Ces derniers mois, le législateur a affiché son intention, à travers deux réformes, de renforcer les dispositifs de dénonciation et d’autodénonciation en matière d’abus de marché.

Par la loi n°2025-532 du 13 juin 2025, il a étendu le régime du repentir aux délits d’abus de marché poursuivis par le Parquet national financier (PNF). Par ailleurs, des députés ont déposé le 16 septembre 2025 une proposition de loi visant à instaurer un mécanisme de clémence devant l’Autorité des marchés financiers (AMF). A ce stade, la proposition de loi est toujours en discussion au Parlement.

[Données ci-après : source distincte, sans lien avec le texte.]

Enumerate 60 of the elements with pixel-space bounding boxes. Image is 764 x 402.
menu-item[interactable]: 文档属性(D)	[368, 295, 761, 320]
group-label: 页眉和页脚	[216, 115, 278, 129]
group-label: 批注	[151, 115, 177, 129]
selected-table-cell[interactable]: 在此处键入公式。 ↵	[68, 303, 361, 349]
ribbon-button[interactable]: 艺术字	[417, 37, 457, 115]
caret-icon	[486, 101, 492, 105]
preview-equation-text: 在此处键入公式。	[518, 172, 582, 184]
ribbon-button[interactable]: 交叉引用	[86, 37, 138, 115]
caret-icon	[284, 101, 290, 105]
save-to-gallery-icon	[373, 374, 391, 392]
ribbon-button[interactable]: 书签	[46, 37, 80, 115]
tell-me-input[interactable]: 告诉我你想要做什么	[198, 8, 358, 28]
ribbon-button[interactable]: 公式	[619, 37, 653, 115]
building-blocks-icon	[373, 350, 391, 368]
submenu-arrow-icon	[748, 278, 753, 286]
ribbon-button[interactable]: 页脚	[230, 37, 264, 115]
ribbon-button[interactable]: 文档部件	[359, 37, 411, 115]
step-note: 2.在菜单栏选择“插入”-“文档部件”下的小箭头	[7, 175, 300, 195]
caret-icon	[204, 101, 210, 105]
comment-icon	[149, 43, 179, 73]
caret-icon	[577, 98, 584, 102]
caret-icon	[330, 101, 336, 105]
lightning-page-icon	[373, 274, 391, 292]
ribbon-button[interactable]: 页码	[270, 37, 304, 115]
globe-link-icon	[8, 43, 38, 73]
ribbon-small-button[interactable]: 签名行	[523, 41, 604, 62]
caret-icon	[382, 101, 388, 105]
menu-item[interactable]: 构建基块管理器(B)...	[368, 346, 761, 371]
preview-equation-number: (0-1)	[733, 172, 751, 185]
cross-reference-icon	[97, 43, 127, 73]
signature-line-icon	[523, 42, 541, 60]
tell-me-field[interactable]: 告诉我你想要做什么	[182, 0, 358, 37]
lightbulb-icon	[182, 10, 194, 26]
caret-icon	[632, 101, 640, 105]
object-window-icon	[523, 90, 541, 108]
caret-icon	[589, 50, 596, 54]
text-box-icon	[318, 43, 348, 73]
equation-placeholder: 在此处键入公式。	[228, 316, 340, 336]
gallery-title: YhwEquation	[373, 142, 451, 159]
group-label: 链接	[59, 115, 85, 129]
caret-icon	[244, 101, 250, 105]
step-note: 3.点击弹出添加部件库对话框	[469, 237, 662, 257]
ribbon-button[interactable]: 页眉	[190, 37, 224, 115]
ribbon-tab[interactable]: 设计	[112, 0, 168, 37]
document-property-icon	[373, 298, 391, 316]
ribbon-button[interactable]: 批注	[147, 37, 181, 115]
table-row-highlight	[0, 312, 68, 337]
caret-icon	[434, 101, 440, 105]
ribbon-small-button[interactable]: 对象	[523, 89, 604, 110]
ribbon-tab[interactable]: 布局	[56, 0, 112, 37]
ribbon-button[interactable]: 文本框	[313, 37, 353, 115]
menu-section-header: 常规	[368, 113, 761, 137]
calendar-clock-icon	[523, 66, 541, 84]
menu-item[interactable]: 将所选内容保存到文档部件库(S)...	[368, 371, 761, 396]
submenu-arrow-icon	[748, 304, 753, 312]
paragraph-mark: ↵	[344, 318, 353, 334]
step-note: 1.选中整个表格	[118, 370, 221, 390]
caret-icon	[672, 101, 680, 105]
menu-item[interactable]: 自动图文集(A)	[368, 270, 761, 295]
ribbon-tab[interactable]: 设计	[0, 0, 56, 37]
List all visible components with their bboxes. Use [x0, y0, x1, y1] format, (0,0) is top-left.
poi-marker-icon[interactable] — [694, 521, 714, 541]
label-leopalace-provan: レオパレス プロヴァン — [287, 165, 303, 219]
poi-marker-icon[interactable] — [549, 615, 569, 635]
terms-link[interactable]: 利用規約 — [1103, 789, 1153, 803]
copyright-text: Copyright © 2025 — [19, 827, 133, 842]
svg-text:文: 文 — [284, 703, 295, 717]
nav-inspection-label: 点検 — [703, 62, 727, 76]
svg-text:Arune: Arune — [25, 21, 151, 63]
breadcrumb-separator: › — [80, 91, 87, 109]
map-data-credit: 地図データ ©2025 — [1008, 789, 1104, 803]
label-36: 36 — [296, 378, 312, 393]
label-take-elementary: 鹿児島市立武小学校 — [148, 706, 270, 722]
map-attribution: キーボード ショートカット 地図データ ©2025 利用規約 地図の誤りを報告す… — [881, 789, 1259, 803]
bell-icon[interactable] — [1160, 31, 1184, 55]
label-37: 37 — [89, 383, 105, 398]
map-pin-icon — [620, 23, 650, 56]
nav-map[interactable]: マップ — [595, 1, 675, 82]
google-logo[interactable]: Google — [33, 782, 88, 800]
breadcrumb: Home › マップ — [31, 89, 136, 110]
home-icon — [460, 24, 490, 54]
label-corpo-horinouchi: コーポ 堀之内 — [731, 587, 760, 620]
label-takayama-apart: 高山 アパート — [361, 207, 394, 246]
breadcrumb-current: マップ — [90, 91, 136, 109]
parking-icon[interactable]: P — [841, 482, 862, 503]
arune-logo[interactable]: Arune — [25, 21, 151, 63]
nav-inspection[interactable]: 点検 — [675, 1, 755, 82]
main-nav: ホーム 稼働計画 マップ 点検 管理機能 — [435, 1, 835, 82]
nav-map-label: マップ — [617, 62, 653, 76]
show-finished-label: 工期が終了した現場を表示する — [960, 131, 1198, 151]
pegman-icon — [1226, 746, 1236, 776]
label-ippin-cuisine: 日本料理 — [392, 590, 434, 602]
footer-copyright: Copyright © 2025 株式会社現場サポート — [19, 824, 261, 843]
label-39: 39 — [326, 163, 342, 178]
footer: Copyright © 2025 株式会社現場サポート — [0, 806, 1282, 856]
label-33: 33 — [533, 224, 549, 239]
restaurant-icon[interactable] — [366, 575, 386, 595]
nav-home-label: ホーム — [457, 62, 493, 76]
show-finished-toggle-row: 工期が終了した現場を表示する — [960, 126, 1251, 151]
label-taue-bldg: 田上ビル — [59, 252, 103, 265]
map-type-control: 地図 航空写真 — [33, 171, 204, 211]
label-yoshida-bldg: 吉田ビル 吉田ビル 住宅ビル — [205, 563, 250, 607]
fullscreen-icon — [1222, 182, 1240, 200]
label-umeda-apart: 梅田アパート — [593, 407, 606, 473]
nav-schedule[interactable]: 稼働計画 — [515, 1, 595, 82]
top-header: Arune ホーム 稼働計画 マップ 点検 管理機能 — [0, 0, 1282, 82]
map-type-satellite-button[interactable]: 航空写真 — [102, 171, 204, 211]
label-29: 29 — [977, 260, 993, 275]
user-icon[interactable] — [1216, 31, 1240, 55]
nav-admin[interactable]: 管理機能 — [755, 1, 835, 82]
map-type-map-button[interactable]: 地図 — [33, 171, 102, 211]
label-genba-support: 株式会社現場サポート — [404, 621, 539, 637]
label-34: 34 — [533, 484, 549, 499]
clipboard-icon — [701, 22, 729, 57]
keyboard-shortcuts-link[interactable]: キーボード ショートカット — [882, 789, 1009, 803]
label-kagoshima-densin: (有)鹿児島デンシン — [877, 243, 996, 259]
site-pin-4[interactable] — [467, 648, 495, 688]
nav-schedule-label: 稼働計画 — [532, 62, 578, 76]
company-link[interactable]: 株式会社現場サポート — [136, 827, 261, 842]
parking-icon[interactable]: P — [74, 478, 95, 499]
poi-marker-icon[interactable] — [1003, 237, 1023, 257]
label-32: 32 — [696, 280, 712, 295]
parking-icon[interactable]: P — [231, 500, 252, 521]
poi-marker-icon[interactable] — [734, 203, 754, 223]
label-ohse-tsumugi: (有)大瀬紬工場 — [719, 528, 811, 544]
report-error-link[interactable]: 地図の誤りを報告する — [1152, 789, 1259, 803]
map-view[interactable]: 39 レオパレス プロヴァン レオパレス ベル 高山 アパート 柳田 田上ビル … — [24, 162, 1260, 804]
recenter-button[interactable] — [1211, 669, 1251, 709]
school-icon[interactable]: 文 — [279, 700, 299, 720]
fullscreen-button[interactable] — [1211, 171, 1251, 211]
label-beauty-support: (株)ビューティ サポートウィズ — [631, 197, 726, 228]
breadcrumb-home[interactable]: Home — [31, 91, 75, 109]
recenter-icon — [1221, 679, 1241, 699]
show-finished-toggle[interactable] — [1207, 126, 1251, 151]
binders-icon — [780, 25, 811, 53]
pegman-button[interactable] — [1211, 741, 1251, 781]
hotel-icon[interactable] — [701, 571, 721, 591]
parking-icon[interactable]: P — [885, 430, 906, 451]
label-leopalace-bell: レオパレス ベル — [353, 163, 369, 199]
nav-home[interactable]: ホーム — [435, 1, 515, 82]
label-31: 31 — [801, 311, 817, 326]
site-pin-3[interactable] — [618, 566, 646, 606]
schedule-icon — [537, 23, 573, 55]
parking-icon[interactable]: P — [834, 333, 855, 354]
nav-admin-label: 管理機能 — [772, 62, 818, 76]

Avec ces deux réformes, les aveux et les dénonciations qui se révélaient jusqu’à présent exceptionnels en matière d’enquête pour abus de marché, pourraient alors se multiplier.

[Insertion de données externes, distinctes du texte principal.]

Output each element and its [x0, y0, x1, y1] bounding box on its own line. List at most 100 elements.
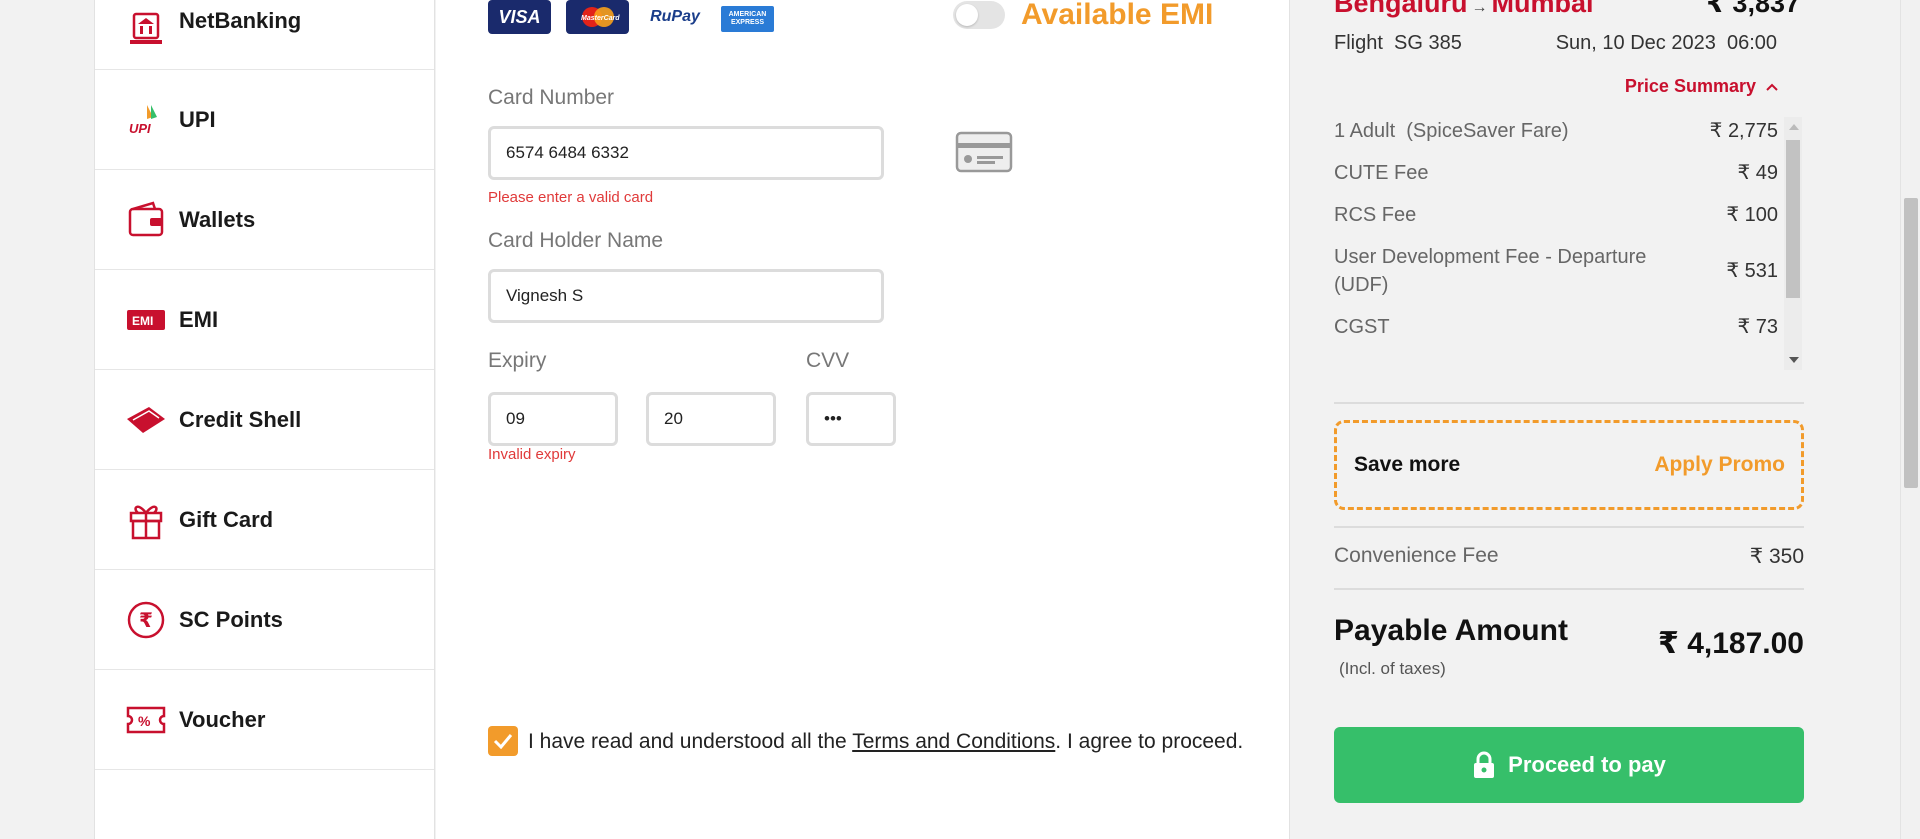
card-number-input[interactable]: 6574 6484 6332 — [488, 126, 884, 180]
scroll-down-icon[interactable] — [1789, 357, 1799, 363]
method-label: SC Points — [179, 606, 283, 632]
breakdown-row: 1 Adult (SpiceSaver Fare) ₹ 2,775 — [1334, 117, 1802, 145]
terms-text: I have read and understood all the Terms… — [528, 726, 1243, 757]
promo-box: Save more Apply Promo — [1334, 420, 1804, 510]
bank-icon — [125, 8, 167, 50]
arrow-right-icon: → — [1471, 0, 1488, 16]
breakdown-value: ₹ 531 — [1726, 260, 1778, 282]
expiry-error: Invalid expiry — [488, 446, 576, 463]
fare-total: ₹ 3,837 — [1706, 0, 1800, 18]
payment-methods-list: NetBanking UPI UPI Wallets EMI EMI Credi… — [94, 0, 435, 839]
breakdown-row: User Development Fee - Departure (UDF) ₹ … — [1334, 243, 1802, 299]
card-payment-form: VISA MasterCard RuPay AMERICAN EXPRESS A… — [436, 0, 1290, 839]
svg-text:%: % — [138, 713, 151, 729]
flight-number: Flight SG 385 — [1334, 32, 1462, 54]
method-wallets[interactable]: Wallets — [95, 170, 434, 270]
method-upi[interactable]: UPI UPI — [95, 70, 434, 170]
check-icon — [493, 734, 513, 749]
breakdown-value: ₹ 100 — [1726, 204, 1778, 226]
expiry-year-input[interactable]: 20 — [646, 392, 776, 446]
convenience-fee-row: Convenience Fee ₹ 350 — [1334, 544, 1804, 569]
gift-icon — [125, 499, 167, 541]
proceed-to-pay-button[interactable]: Proceed to pay — [1334, 727, 1804, 803]
scroll-up-icon[interactable] — [1789, 124, 1799, 130]
card-holder-input[interactable]: Vignesh S — [488, 269, 884, 323]
method-label: Wallets — [179, 206, 256, 232]
method-credit-shell[interactable]: Credit Shell — [95, 370, 434, 470]
expiry-label: Expiry — [488, 349, 547, 372]
rupee-icon: ₹ — [125, 599, 167, 641]
terms-suffix: . I agree to proceed. — [1055, 730, 1244, 753]
breakdown-row: CUTE Fee ₹ 49 — [1334, 159, 1802, 187]
mastercard-logo: MasterCard — [566, 0, 629, 34]
route: Bengaluru → Mumbai — [1334, 0, 1594, 19]
method-gift-card[interactable]: Gift Card — [95, 470, 434, 570]
save-more-label: Save more — [1354, 453, 1461, 476]
incl-taxes-note: (Incl. of taxes) — [1339, 659, 1446, 678]
flight-date: Sun, 10 Dec 2023 06:00 — [1555, 32, 1777, 54]
lock-icon — [1474, 751, 1495, 778]
upi-icon: UPI — [125, 99, 167, 141]
divider — [1334, 402, 1804, 404]
method-label: Voucher — [179, 706, 266, 732]
visa-logo: VISA — [488, 0, 551, 34]
mastercard-text: MasterCard — [581, 15, 620, 22]
payable-amount-label: Payable Amount — [1334, 614, 1568, 647]
apply-promo-button[interactable]: Apply Promo — [1654, 453, 1785, 477]
breakdown-scroll-thumb[interactable] — [1786, 140, 1800, 298]
cvv-label: CVV — [806, 349, 850, 372]
terms-link[interactable]: Terms and Conditions — [852, 730, 1055, 753]
method-sc-points[interactable]: ₹ SC Points — [95, 570, 434, 670]
price-summary-toggle[interactable]: Price Summary — [1625, 76, 1779, 97]
card-holder-label: Card Holder Name — [488, 229, 664, 252]
amex-text: AMERICAN EXPRESS — [728, 11, 767, 26]
voucher-icon: % — [125, 699, 167, 741]
divider — [1334, 526, 1804, 528]
emi-toggle-row: Available EMI — [953, 0, 1213, 32]
page-scrollbar[interactable] — [1900, 0, 1920, 839]
breakdown-value: ₹ 2,775 — [1709, 120, 1778, 142]
divider — [1334, 588, 1804, 590]
breakdown-scrollbar[interactable] — [1784, 117, 1802, 370]
breakdown-label: 1 Adult (SpiceSaver Fare) — [1334, 120, 1569, 142]
emi-icon: EMI — [125, 299, 167, 341]
terms-prefix: I have read and understood all the — [528, 730, 853, 753]
method-label: EMI — [179, 306, 219, 332]
expiry-month-input[interactable]: 09 — [488, 392, 618, 446]
origin: Bengaluru — [1334, 0, 1468, 18]
breakdown-row: RCS Fee ₹ 100 — [1334, 201, 1802, 229]
rupay-logo: RuPay — [644, 0, 706, 34]
cvv-input[interactable]: ••• — [806, 392, 896, 446]
method-emi[interactable]: EMI EMI — [95, 270, 434, 370]
method-label: Gift Card — [179, 506, 274, 532]
breakdown-label: RCS Fee — [1334, 204, 1417, 226]
payable-amount-value: ₹ 4,187.00 — [1658, 627, 1804, 660]
available-emi-label: Available EMI — [1021, 0, 1214, 31]
destination: Mumbai — [1491, 0, 1594, 18]
price-summary-panel: Bengaluru → Mumbai ₹ 3,837 Flight SG 385… — [1291, 0, 1901, 839]
visa-text: VISA — [498, 6, 541, 27]
amex-logo: AMERICAN EXPRESS — [721, 6, 774, 32]
method-label: UPI — [179, 106, 216, 132]
emi-toggle[interactable] — [953, 1, 1005, 29]
card-icon — [955, 131, 1013, 178]
method-label: NetBanking — [179, 8, 302, 33]
svg-text:UPI: UPI — [129, 121, 151, 136]
method-label: Credit Shell — [179, 406, 302, 432]
card-number-error: Please enter a valid card — [488, 189, 654, 206]
convenience-fee-label: Convenience Fee — [1334, 544, 1499, 567]
page-scroll-thumb[interactable] — [1904, 198, 1918, 488]
card-number-label: Card Number — [488, 86, 615, 109]
method-voucher[interactable]: % Voucher — [95, 670, 434, 770]
accepted-cards: VISA MasterCard RuPay AMERICAN EXPRESS — [488, 0, 774, 34]
wallet-icon — [125, 199, 167, 241]
method-netbanking[interactable]: NetBanking — [95, 0, 434, 70]
breakdown-label: CUTE Fee — [1334, 162, 1429, 184]
credit-shell-icon — [125, 399, 167, 441]
terms-checkbox[interactable] — [488, 726, 518, 756]
fare-breakdown: 1 Adult (SpiceSaver Fare) ₹ 2,775 CUTE Fe… — [1334, 117, 1802, 370]
terms-row: I have read and understood all the Terms… — [488, 726, 1278, 757]
price-summary-label: Price Summary — [1624, 76, 1756, 96]
breakdown-value: ₹ 49 — [1737, 162, 1778, 184]
breakdown-value: ₹ 73 — [1737, 316, 1778, 338]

Le repentir pénal étendu aux abus de marché poursuivis par le PNF

En vigueur depuis 2014, le dispositif du repenti prévu à l’article 132-78 du Code pénal ne s’appliquait pas aux délits d’abus de marché. Rappelons que le « repenti » est une personne qui accepte de coopérer avec les autorités de poursuite, soit pour empêcher la réalisation d'une infraction, soit pour identifier des auteurs ou des complices. En contrepartie, cette personne peut obtenir une réduction ou une exemption de peine.

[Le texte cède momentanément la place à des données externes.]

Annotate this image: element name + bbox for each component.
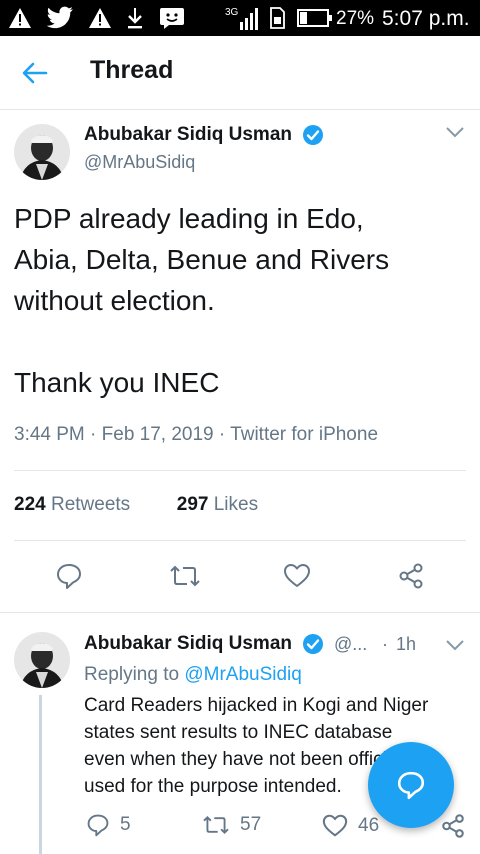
reply-author-avatar[interactable] <box>14 632 70 688</box>
like-heart-icon <box>322 814 348 837</box>
tweet-text-line: Abia, Delta, Benue and Rivers <box>14 244 390 275</box>
likes-label[interactable]: Likes <box>214 494 258 515</box>
tweet-meta: 3:44 PM · Feb 17, 2019 · Twitter for iPh… <box>14 424 379 445</box>
share-icon[interactable] <box>440 813 466 839</box>
chevron-down-icon[interactable] <box>444 124 466 145</box>
share-icon[interactable] <box>397 562 425 590</box>
thread-line <box>39 695 42 854</box>
like-heart-icon[interactable] <box>283 562 311 590</box>
download-icon <box>122 5 148 31</box>
replying-to-label: Replying to <box>84 664 180 685</box>
chevron-down-icon[interactable] <box>444 637 466 658</box>
replying-to: Replying to @MrAbuSidiq <box>84 664 302 686</box>
retweet-icon[interactable] <box>169 562 201 590</box>
page-title: Thread <box>90 56 174 84</box>
compose-reply-button[interactable] <box>368 742 454 828</box>
reply-text-line: Card Readers hijacked in Kogi and Niger <box>84 695 429 716</box>
warning-icon-2 <box>86 5 114 31</box>
author-handle[interactable]: @MrAbuSidiq <box>84 152 195 173</box>
reply-time: 1h <box>396 634 417 654</box>
reply-icon <box>87 814 109 837</box>
header-bar: Thread <box>0 36 480 110</box>
messenger-icon <box>156 5 188 31</box>
clock: 5:07 p.m. <box>382 7 470 30</box>
tweet-text: PDP already leading in Edo, Abia, Delta,… <box>14 198 469 403</box>
divider <box>14 470 466 471</box>
tweet-text-line: PDP already leading in Edo, <box>14 203 364 234</box>
network-type: 3G <box>225 7 239 18</box>
warning-icon <box>6 5 34 31</box>
like-action[interactable]: 46 <box>322 813 379 839</box>
replying-to-handle[interactable]: @MrAbuSidiq <box>184 664 302 685</box>
verified-badge-icon <box>302 633 324 660</box>
battery-icon <box>296 5 334 31</box>
author-avatar[interactable] <box>14 124 70 180</box>
divider <box>14 540 466 541</box>
reply-author-name[interactable]: Abubakar Sidiq Usman <box>84 633 292 655</box>
reply-bubble-icon <box>397 771 425 800</box>
reply-action[interactable]: 5 <box>86 813 131 837</box>
reply-author-handle[interactable]: @... <box>334 634 367 655</box>
battery-percent: 27% <box>336 8 375 29</box>
author-name[interactable]: Abubakar Sidiq Usman <box>84 124 292 146</box>
status-bar: 3G 27% 5:07 p.m. <box>0 0 480 36</box>
retweets-label[interactable]: Retweets <box>51 494 130 515</box>
reply-icon[interactable] <box>55 562 83 590</box>
retweet-count: 57 <box>240 814 262 835</box>
tweet-text-line: Thank you INEC <box>14 367 220 398</box>
back-arrow-icon[interactable] <box>20 58 50 88</box>
signal-icon: 3G <box>225 5 259 31</box>
likes-count[interactable]: 297 <box>177 494 209 515</box>
sim-card-icon <box>266 5 288 31</box>
verified-badge-icon <box>302 124 324 151</box>
tweet-text-line: without election. <box>14 285 215 316</box>
like-count: 46 <box>358 815 380 836</box>
twitter-bird-icon <box>42 5 78 31</box>
time-separator: · <box>382 634 388 654</box>
retweet-icon <box>203 815 229 835</box>
retweet-action[interactable]: 57 <box>202 813 261 837</box>
tweet-stats: 224 Retweets 297 Likes <box>14 494 258 516</box>
reply-count: 5 <box>120 814 131 835</box>
retweets-count[interactable]: 224 <box>14 494 46 515</box>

La loi du 13 juin 2025 a étendu ce mécanisme aux abus de marché poursuivis par le PNF, en l’insérant à l’article L. 465-3-7 du Code monétaire et financier.

En substance, l’article L. 465-3-7 du Code monétaire et financier prévoit que :

  • lorsque la personne a tenté de commettre un abus de marché, elle sera exempte de peine si, ayant averti l’autorité administrative ou judiciaire, elle a permis d’éviter la réalisation de l’abus de marché ;
  • lorsque la personne a effectivement commis un abus de marché, elle pourra voir sa peine réduite de deux tiers si, ayant averti l’autorité administrative ou judiciaire, elle a permis :
  • de faire cesser l’abus de marché ;
  • d'éviter que l’abus de marché ne produise un dommage ; ou
  • d’identifier d’autres auteurs ou complices.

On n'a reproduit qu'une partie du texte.